From a risk-management standpoint, Sberbank is signaling a controls-first posture tailored to crypto volatility. The bank plans automated margin controls, overcollateralization, and frequent margin checks, while acknowledging that severe downturns can trigger rapid liquidations and asset-quality stress. This makes collateral governance and liquidation mechanics central to both credit policy and client experience.
Cybersecurity is positioned as a core pillar of the buildout. Rutoken is highlighted as a priority for custody and security, but operational and counterparty risks are elevated in a sanctioned environment where trusted international partners are limited. That constraint can influence vendor selection, settlement pathways, and the scalability of custody and reporting functions.
The market sizing argument is also explicit.

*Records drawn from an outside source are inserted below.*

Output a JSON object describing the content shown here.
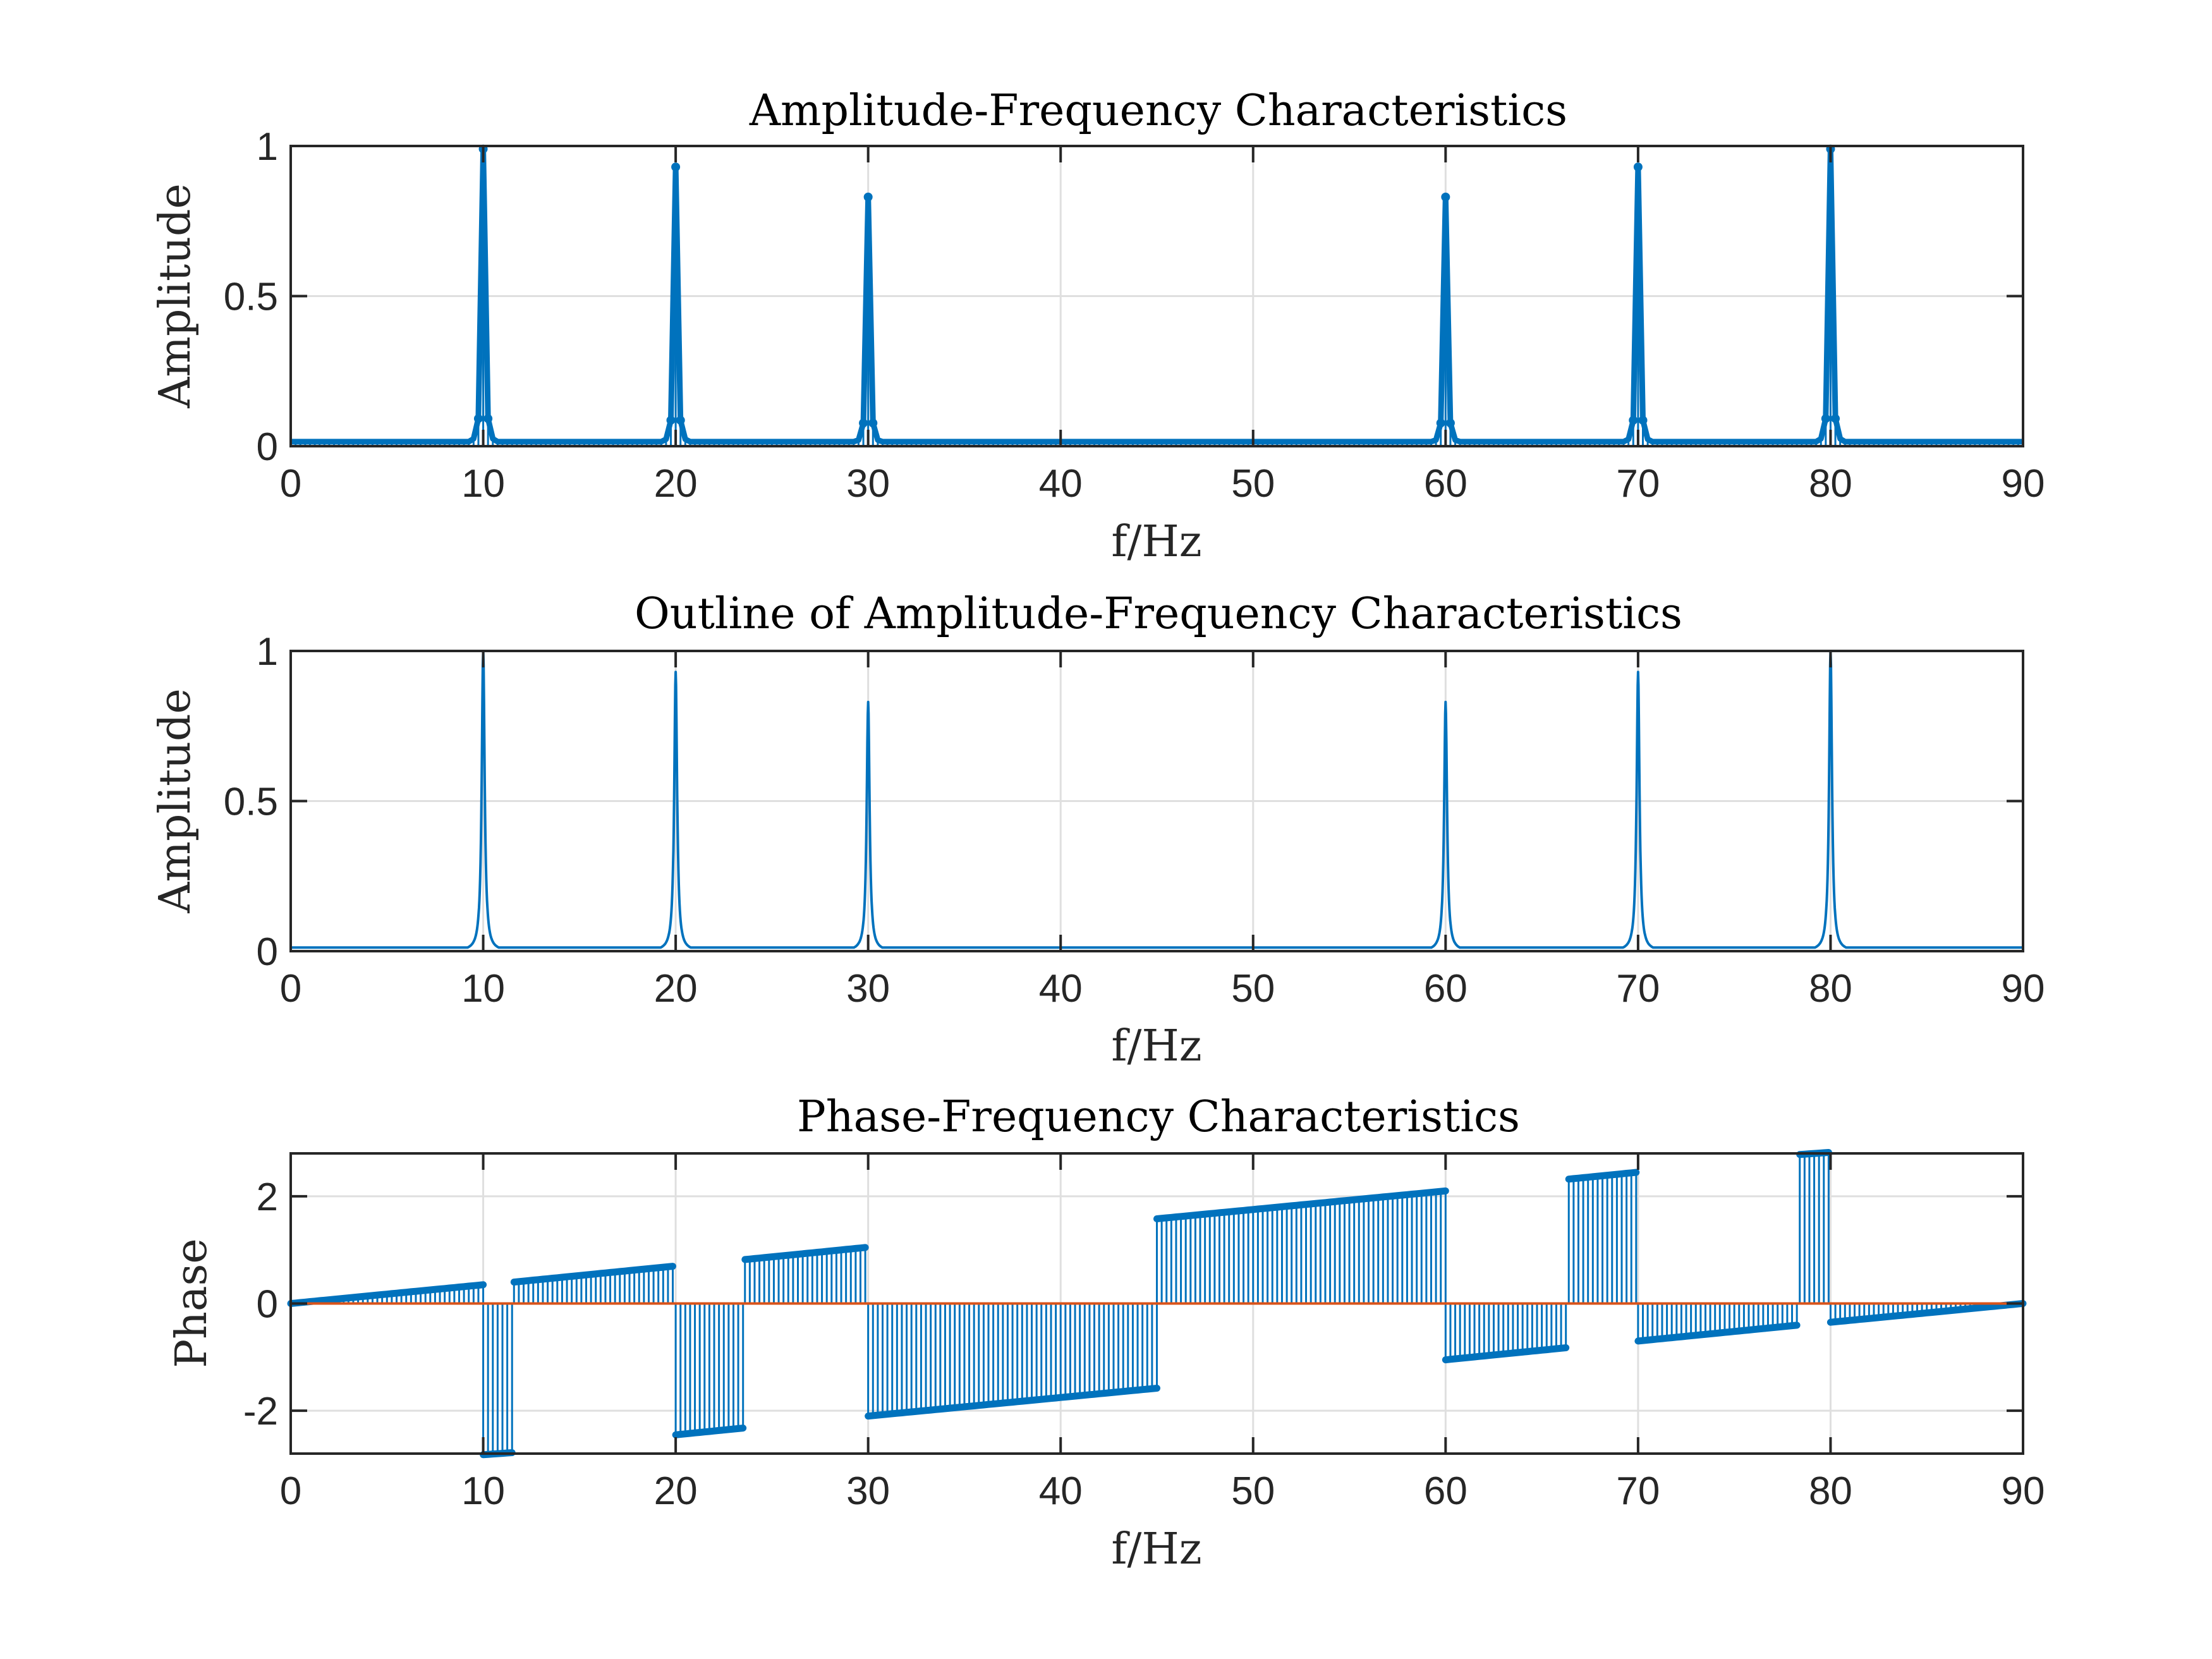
{
  "chart_data": [
    {
      "type": "stem",
      "title": "Amplitude-Frequency Characteristics",
      "xlabel": "f/Hz",
      "ylabel": "Amplitude",
      "xlim": [
        0,
        90
      ],
      "ylim": [
        0,
        1
      ],
      "xticks": [
        0,
        10,
        20,
        30,
        40,
        50,
        60,
        70,
        80,
        90
      ],
      "yticks": [
        0,
        0.5,
        1
      ],
      "ytick_labels": [
        "0",
        "0.5",
        "1"
      ],
      "grid": true,
      "color": "#0072bd",
      "peaks": [
        {
          "f": 10,
          "amp": 0.99
        },
        {
          "f": 20,
          "amp": 0.93
        },
        {
          "f": 30,
          "amp": 0.83
        },
        {
          "f": 60,
          "amp": 0.83
        },
        {
          "f": 70,
          "amp": 0.93
        },
        {
          "f": 80,
          "amp": 0.99
        }
      ],
      "baseline_amplitude": 0.015,
      "sample_spacing_hz": 0.25
    },
    {
      "type": "line",
      "title": "Outline of Amplitude-Frequency Characteristics",
      "xlabel": "f/Hz",
      "ylabel": "Amplitude",
      "xlim": [
        0,
        90
      ],
      "ylim": [
        0,
        1
      ],
      "xticks": [
        0,
        10,
        20,
        30,
        40,
        50,
        60,
        70,
        80,
        90
      ],
      "yticks": [
        0,
        0.5,
        1
      ],
      "ytick_labels": [
        "0",
        "0.5",
        "1"
      ],
      "grid": true,
      "color": "#0072bd",
      "peaks": [
        {
          "f": 10,
          "amp": 1.0
        },
        {
          "f": 20,
          "amp": 0.93
        },
        {
          "f": 30,
          "amp": 0.83
        },
        {
          "f": 60,
          "amp": 0.83
        },
        {
          "f": 70,
          "amp": 0.93
        },
        {
          "f": 80,
          "amp": 1.0
        }
      ]
    },
    {
      "type": "stem",
      "title": "Phase-Frequency Characteristics",
      "xlabel": "f/Hz",
      "ylabel": "Phase",
      "xlim": [
        0,
        90
      ],
      "ylim": [
        -2.8,
        2.8
      ],
      "xticks": [
        0,
        10,
        20,
        30,
        40,
        50,
        60,
        70,
        80,
        90
      ],
      "yticks": [
        -2,
        0,
        2
      ],
      "ytick_labels": [
        "-2",
        "0",
        "2"
      ],
      "grid": true,
      "color": "#0072bd",
      "zero_line_color": "#d95319",
      "segments": [
        {
          "f_start": 0,
          "f_end": 10,
          "phase_start": 0.0,
          "phase_end": 0.35
        },
        {
          "f_start": 10,
          "f_end": 11.6,
          "phase_start": -2.82,
          "phase_end": -2.78
        },
        {
          "f_start": 11.6,
          "f_end": 20,
          "phase_start": 0.4,
          "phase_end": 0.7
        },
        {
          "f_start": 20,
          "f_end": 23.6,
          "phase_start": -2.45,
          "phase_end": -2.32
        },
        {
          "f_start": 23.6,
          "f_end": 30,
          "phase_start": 0.82,
          "phase_end": 1.05
        },
        {
          "f_start": 30,
          "f_end": 45,
          "phase_start": -2.1,
          "phase_end": -1.58
        },
        {
          "f_start": 45,
          "f_end": 60,
          "phase_start": 1.58,
          "phase_end": 2.1
        },
        {
          "f_start": 60,
          "f_end": 66.4,
          "phase_start": -1.05,
          "phase_end": -0.82
        },
        {
          "f_start": 66.4,
          "f_end": 70,
          "phase_start": 2.32,
          "phase_end": 2.45
        },
        {
          "f_start": 70,
          "f_end": 78.4,
          "phase_start": -0.7,
          "phase_end": -0.4
        },
        {
          "f_start": 78.4,
          "f_end": 80,
          "phase_start": 2.78,
          "phase_end": 2.82
        },
        {
          "f_start": 80,
          "f_end": 90,
          "phase_start": -0.35,
          "phase_end": 0.0
        }
      ],
      "sample_spacing_hz": 0.25
    }
  ]
}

Russia’s domestic crypto market activity is cited at $376.3 billion in transactions between July 2024 and June 2025, framing a substantial addressable base for regulated lending against crypto collateral. In contrast, global institutions are described as running broader cross-border programs, including an example of a large U.S. bank accepting BTC and ETH as collateral and seeding a tokenized money-market fund with $100 million and a $1 million minimum, underscoring different constraints and scales.
Sberbank’s strategy is to fold crypto collateral into a regulated, domestically focused lending stack while managing volatility, cyber, and compliance risk. The pilots and custody proposals aim to expand liquidity channels without forcing disposals, but operational limitations and geopolitical realities are likely to shape adoption and product reach.